The next area was the stock pots or soup pots. These were made out of cast aluminum. The reason was to have a large pot, but not a lot of weight. These pots would be heavy enough when being used at a dinner. Cast Aluminum provides even bases as compared to the side walls. This gives excellent even heat transfer in a large pot, and when also provided with tight fitting lids, these pots will hold heat without a high burner setting. This provides very hot food without the food sticking and burning. The cast aluminum also was fairly easy to clean.

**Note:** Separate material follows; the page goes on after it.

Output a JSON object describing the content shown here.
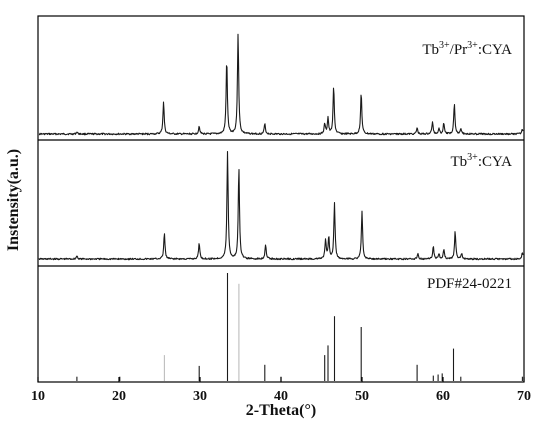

As the tour continued we talked about the smaller pots and pans. There was quite a selection to choose from. I was told the top was to always use a pot or pan that had a lid to help keep the heat in. A tight fitting lid would also prevent the food from being dry or burnt from too much evaporation of cooking water or juices. She showed me the rack of smaller pots and pans (same as used in house kitchens), that was her favorite to use on the stove top. These were made out of stainless steel also. The big advantage, I was told, to these pans were their multi-ply bottoms. The bottoms were made out of 2 plies of stainless steel with a layer of aluminum sandwiched between. This provided the pot or pan to have even heat distribution, no hot spots and could be used with lower heat settings. Also for healthy cooking the pots and pans would require much less water when used, due to their tight fitting lids. The pots and pans cleaned up very easy, and as with the warmer/server mentioned above the stainless steel wiped to a really terrific shine.